Compuatational Photography - Ideas for projects

Computional Photography

Ideas for projects

Many of these project ideas could be turned into research papers at international conferences. In fact, some of the projects in this course will probably end up being submitted for publication! To keep you and your fellow students from being scooped, please don't distribute this handout, or the URL of this web page, or its ideas, beyond the Saarbruecken campus.
Some of these project ideas might present a rather far reached goal. Any reasonable step towards addressing these problems might make a good project as well, if the full problem is too tough.

Combining multiple images

Imagine a camera that sweeps quickly through a range of focus stacks, taking an image at every setting. This would allow you to select the focus and depth of field afterwards using an interactive graphics program. Design and implement such a program. What additional creative effects can you achieve using this technique? For this project, mount your camera on a tripod to avoid the need to first stabilize the imagery.

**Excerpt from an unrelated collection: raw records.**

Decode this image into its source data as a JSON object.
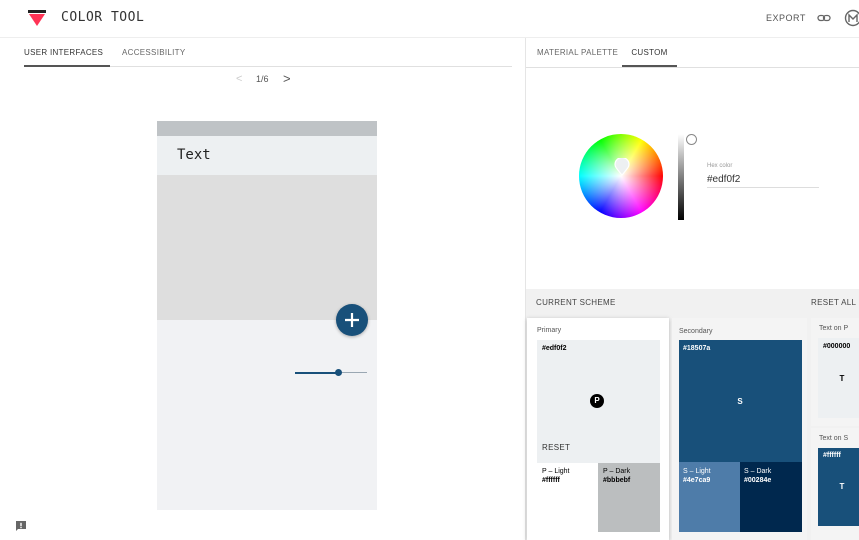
{
  "header": {
    "title": "COLOR TOOL",
    "export_label": "EXPORT",
    "icons": [
      "link-icon",
      "material-icon"
    ]
  },
  "left_tabs": [
    "USER INTERFACES",
    "ACCESSIBILITY"
  ],
  "pager": {
    "text": "1/6",
    "prev": "<",
    "next": ">"
  },
  "preview": {
    "appbar_text": "Text",
    "fab_symbol": "+",
    "slider_value": 0.6
  },
  "right_tabs": [
    "MATERIAL PALETTE",
    "CUSTOM"
  ],
  "picker": {
    "hex_label": "Hex color",
    "hex_value": "#edf0f2"
  },
  "scheme": {
    "title": "CURRENT SCHEME",
    "reset_all": "RESET ALL",
    "primary": {
      "label": "Primary",
      "hex": "#edf0f2",
      "badge": "P",
      "reset": "RESET",
      "light": {
        "label": "P – Light",
        "hex": "#ffffff"
      },
      "dark": {
        "label": "P – Dark",
        "hex": "#bbbebf"
      }
    },
    "secondary": {
      "label": "Secondary",
      "hex": "#18507a",
      "badge": "S",
      "light": {
        "label": "S – Light",
        "hex": "#4e7ca9"
      },
      "dark": {
        "label": "S – Dark",
        "hex": "#00284e"
      }
    },
    "text_on_p": {
      "label": "Text on P",
      "hex": "#000000",
      "badge": "T"
    },
    "text_on_s": {
      "label": "Text on S",
      "hex": "#ffffff",
      "badge": "T"
    }
  },
  "colors": {
    "primary": "#edf0f2",
    "primary_light": "#ffffff",
    "primary_dark": "#bbbebf",
    "secondary": "#18507a",
    "secondary_light": "#4e7ca9",
    "secondary_dark": "#00284e"
  }
}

Image stabilization, which is a mature technology in video cameras, could have many uses in still photography. Implement an image stabilization algorithm from the vision literature, then use it to stabilize and combine a set of images shot using a hand-held camera. This should allow you to shorten exposure times in low-light scenes without enhancing noise, and to produce cleaner shadows in high-contrast scenes. Using non-linear image combinations, you might be able to remove cars from a freeway, or crowds from a plaza.

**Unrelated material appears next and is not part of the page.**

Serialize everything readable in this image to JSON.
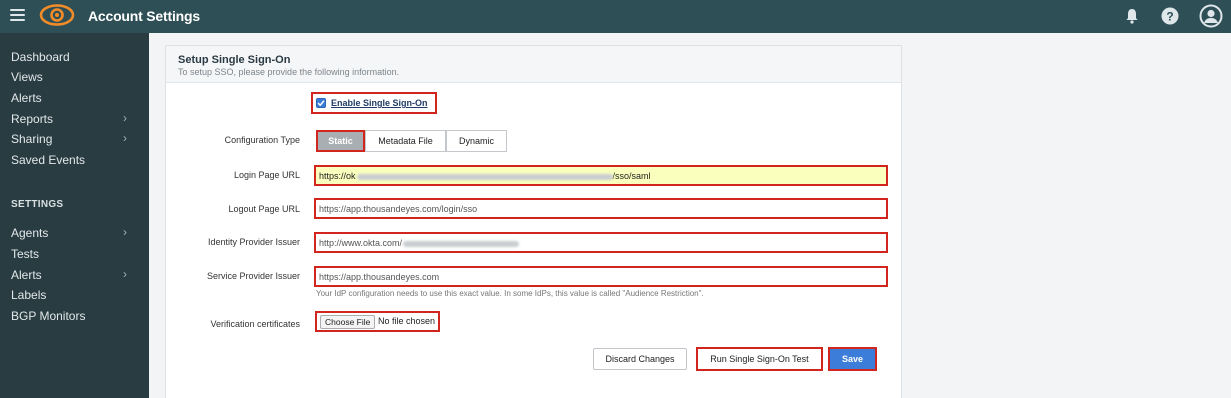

Looking through dense occluders Using synthetic aperture photography one can combine images from different viewpoints in order to focus through an occluder. Matting the occluder even allows for clearer pictures but might as well introduce high frequency artifacts. How could one remove a semi-transparent occluder such as a curtain by combining multiple images. There exist some interesting work by [Bernards and Irani - ECCV 2003] .

Removing multiple occluders In a similar fashion assume you take multiple images of crowded place from the same view point, e.g. a building behind a market place. Then the probability of of capturing images where parts of the building are occluded is extremely high. There might even be parts of the images which are almost always occluded sometimes even by the same object (a parked car present in 80% of all images). Find a robust measure to estimate a clear picture of the background. Compare to [Alexa 2007] ).

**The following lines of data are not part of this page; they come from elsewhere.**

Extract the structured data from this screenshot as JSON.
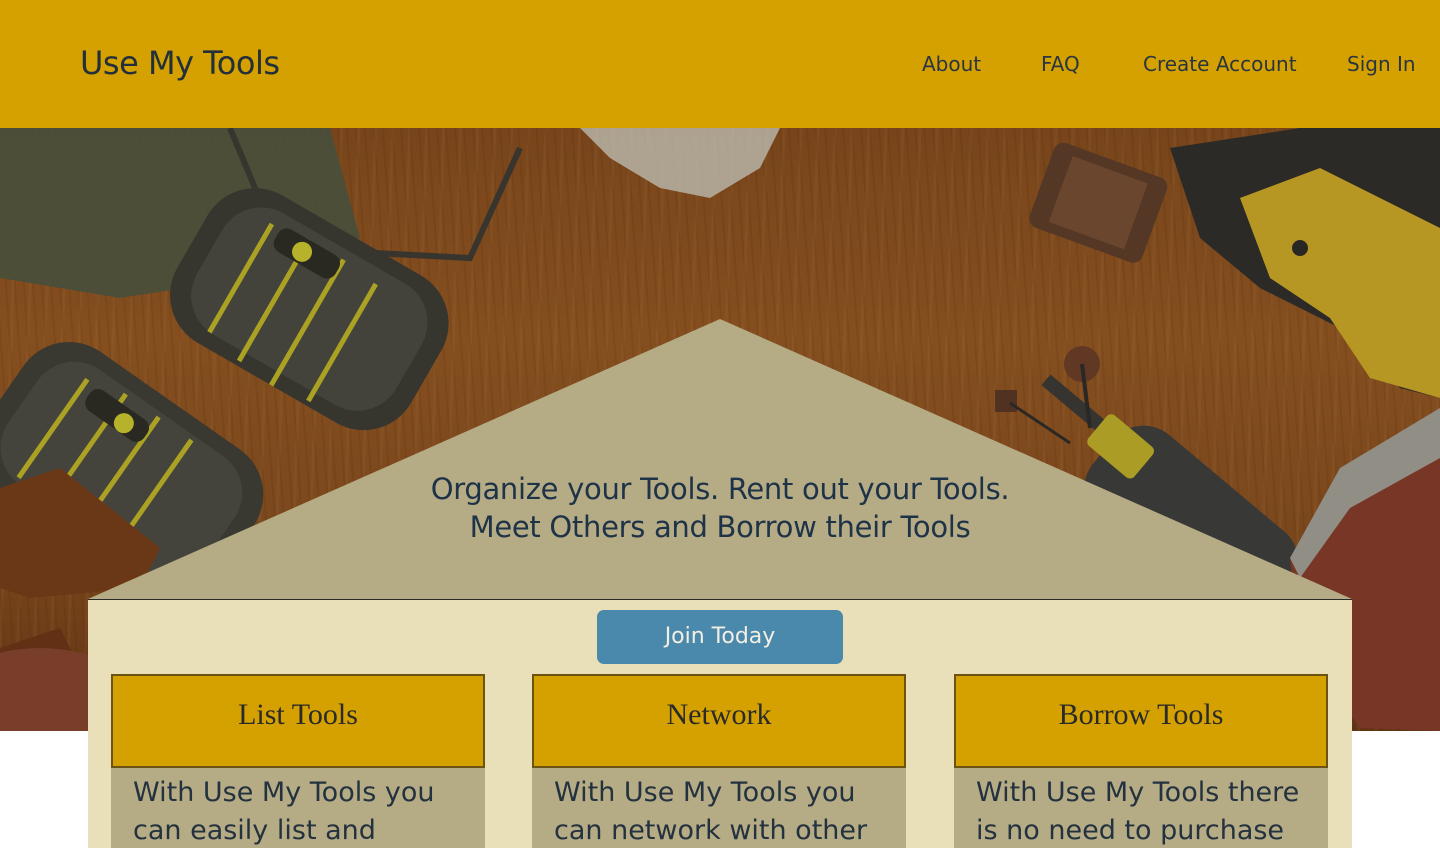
{
  "header": {
    "brand": "Use My Tools",
    "nav": [
      "About",
      "FAQ",
      "Create Account",
      "Sign In"
    ]
  },
  "hero": {
    "tagline_line1": "Organize your Tools. Rent out your Tools.",
    "tagline_line2": "Meet Others and Borrow their Tools",
    "join_label": "Join Today"
  },
  "features": [
    {
      "title": "List Tools",
      "text": "With Use My Tools you can easily list and"
    },
    {
      "title": "Network",
      "text": "With Use My Tools you can network with other"
    },
    {
      "title": "Borrow Tools",
      "text": "With Use My Tools there is no need to purchase a"
    }
  ],
  "colors": {
    "header": "#d4a100",
    "roof": "#b5ab85",
    "panel": "#e9e0b9",
    "button": "#4a88ac",
    "text": "#1e3347"
  }
}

Combining a set of photographs taken under different conditions, such as at different times, or under different exposure, focus, or illumination (e.g. with and without flash) has become a major theme at Siggraph, but we've surely barely scratched the surface in this area. Look at the Digital Photomontage paper (Agarwala, Siggraph 2004) or the several flash-noflash papers (Petschnigg, Siggraph 2004, Raskar, Siggraph 2004, Agrawal, Siggraph 2005), then think up something they haven't tried.

Feature enhancement . Given a set of images of the same object, same viewpoint, but under different illumination. How could the images be combined such as to optimally convey the shape of the object? Some features are only visible at grazing illumination but this might cast long shadows somewhere else. What would be a good metric?

View interpolation using image statistics. Fitzgibbon et al. (ICCV 2003) proposed a method for image-based rendering using image-based priors where view interpolation of objects of even complex geometry results in decent images by ensuring that every pixel in a reconstructed view is somehow probable in the context of its reconstructed neighbor pixels. The distribution of reasonable neighborhoods is derived directly from the input images. Implement this technique and extend it by applying acceleration techniques found in current texture synthesis papers.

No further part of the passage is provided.